New book reflects on colonial heritage
AWARD-winning Chewton-based author Bonny Cassidy will be releasing her fourth book early next month.
Her new non-fiction work Monument (with a strikethrough the title) looks at colonial family history in relation to Indigenous people occupying the same lands through the focus on her own white settler genealogy.
Cassidy said the strike-through in the title represents the “selected remembering” of national history, and how she never comes to a conclusion about monuments of colonial history.
“Something that I noticed when I was doing that genealogical research and the more broader historic and regional research was collective silence of particularly non-Indigenous Anglo-Celtic people,” she said.
“One that didn’t come up in conversation or wasn’t acknowledged in terms of commemorative days or rituals.
“When I’m talking about traditions of silence, I’m thinking about the sort of national silence, you know, the great Australian silence of discussing and addressing colonisation en masse.
“But in the book, it’s all sort of brought down to the level of specific individuals in just one family tree.”
Cassidy said the idea of a ‘monument’ for this work pertains to it in both the noun and metaphorical senses.
“There are still very few (monuments) that commemorate or ritualise inter-cultural colonial lives or encounters, and that’s certainly something that has become a really animated public conversation in the last few years,” she said.
“While we’re used to going into a country town and seeing a cenotaph to diggers, to Anzacs for example, we’re not used to driving into a town and seeing a monument that says a number of people were massacred on this spot, for example.”
At the time of writing, Cassidy said there was much debate about what to do about structures celebrating people or events while oppressing others, such as First Nations peoples.
“I find it really interesting, that tension between erasing and cancelling something, updating it reframing it, or even removing it and replacing it with a different kind of acknowledgment,” she said.
“We never talked within the family about whose country were they on, were traditional owners still there?
“What era of colonial policy was that when these people were around? Were there friendships with Indigenous people and family members? Were there working relationships?

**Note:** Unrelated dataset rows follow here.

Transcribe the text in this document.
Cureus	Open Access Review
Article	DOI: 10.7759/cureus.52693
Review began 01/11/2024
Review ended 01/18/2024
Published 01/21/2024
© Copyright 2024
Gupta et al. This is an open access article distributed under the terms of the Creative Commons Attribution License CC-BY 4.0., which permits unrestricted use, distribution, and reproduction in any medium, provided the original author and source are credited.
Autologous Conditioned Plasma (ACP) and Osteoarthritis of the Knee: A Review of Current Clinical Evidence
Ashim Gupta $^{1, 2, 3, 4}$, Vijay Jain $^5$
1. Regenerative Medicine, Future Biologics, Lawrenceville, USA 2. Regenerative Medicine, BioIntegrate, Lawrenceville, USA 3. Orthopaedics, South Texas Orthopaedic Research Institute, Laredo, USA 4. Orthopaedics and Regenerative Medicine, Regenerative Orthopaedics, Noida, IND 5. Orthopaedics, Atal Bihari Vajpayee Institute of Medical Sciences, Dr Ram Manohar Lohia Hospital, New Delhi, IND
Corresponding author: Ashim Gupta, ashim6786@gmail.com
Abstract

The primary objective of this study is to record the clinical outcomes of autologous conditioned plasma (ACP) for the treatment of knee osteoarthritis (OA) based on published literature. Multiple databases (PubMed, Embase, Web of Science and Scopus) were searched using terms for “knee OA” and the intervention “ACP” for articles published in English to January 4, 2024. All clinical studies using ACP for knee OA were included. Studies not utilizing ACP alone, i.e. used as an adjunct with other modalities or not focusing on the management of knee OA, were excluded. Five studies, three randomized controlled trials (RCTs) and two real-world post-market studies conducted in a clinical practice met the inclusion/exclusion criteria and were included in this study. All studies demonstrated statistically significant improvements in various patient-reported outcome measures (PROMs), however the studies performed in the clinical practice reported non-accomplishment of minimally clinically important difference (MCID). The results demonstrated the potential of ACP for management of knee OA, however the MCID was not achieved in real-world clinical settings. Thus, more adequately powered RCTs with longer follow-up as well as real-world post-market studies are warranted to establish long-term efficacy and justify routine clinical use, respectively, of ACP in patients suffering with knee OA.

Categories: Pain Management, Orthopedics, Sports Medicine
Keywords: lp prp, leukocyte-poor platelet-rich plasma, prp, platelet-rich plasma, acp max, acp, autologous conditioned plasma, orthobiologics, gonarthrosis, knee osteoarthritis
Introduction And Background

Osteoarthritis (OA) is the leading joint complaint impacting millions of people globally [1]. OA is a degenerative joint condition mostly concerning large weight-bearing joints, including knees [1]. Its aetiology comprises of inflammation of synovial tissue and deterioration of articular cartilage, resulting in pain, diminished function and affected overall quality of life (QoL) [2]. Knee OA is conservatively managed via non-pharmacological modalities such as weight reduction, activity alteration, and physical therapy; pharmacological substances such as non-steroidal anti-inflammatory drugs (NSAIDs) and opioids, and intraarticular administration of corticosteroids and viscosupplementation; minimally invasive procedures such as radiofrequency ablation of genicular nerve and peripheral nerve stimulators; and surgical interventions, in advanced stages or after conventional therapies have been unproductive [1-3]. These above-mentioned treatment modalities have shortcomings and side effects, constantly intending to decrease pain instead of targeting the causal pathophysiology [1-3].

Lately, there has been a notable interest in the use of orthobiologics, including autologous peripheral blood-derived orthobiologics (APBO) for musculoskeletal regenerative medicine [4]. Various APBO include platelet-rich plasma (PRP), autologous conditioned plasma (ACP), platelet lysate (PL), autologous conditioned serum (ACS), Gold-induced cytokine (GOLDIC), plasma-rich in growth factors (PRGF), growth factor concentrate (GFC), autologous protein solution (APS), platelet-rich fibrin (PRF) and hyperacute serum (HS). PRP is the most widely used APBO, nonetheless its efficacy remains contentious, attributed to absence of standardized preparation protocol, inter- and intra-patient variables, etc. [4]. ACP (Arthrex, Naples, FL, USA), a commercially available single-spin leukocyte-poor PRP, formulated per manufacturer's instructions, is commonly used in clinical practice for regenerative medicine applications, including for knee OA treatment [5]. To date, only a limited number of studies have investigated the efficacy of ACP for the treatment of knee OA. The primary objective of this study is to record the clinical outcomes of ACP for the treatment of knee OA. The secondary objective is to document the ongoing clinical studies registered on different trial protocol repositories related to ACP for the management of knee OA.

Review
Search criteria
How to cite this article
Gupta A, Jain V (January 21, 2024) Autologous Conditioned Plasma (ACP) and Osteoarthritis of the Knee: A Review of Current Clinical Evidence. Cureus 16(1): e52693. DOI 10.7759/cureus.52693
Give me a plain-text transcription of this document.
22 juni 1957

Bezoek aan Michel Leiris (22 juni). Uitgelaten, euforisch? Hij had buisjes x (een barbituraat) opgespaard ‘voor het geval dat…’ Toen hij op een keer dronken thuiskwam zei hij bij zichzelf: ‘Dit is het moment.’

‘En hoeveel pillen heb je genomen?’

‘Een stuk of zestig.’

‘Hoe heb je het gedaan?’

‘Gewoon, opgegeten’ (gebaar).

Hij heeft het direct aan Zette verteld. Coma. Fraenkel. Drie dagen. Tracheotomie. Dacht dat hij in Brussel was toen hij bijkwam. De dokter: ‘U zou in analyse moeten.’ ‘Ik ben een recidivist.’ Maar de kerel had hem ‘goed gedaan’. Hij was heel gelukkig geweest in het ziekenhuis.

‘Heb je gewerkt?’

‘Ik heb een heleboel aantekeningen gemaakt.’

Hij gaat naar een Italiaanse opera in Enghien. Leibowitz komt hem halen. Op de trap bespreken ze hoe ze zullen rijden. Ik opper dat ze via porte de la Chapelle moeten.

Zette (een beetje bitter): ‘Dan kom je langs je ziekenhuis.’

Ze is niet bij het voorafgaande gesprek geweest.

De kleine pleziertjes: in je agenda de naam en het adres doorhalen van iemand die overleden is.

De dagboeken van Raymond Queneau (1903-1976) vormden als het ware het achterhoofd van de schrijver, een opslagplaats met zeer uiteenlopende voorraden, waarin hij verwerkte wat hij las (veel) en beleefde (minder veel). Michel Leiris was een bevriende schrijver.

“And so, I got really curious about how, I guess, a very ordinary story about a white non-Indigenous family history is kind of packed with all this unspoken colonial history that’s actually typical on a much bigger scale.”
Cassidy said the idea for a piece shortlisted for The Nature Conservancy’s 2023 Nature Writing Prize, A Custodial Species, was derived from the work for this book.
Monument, published by Giramondo, will be out on Thursday 1 February.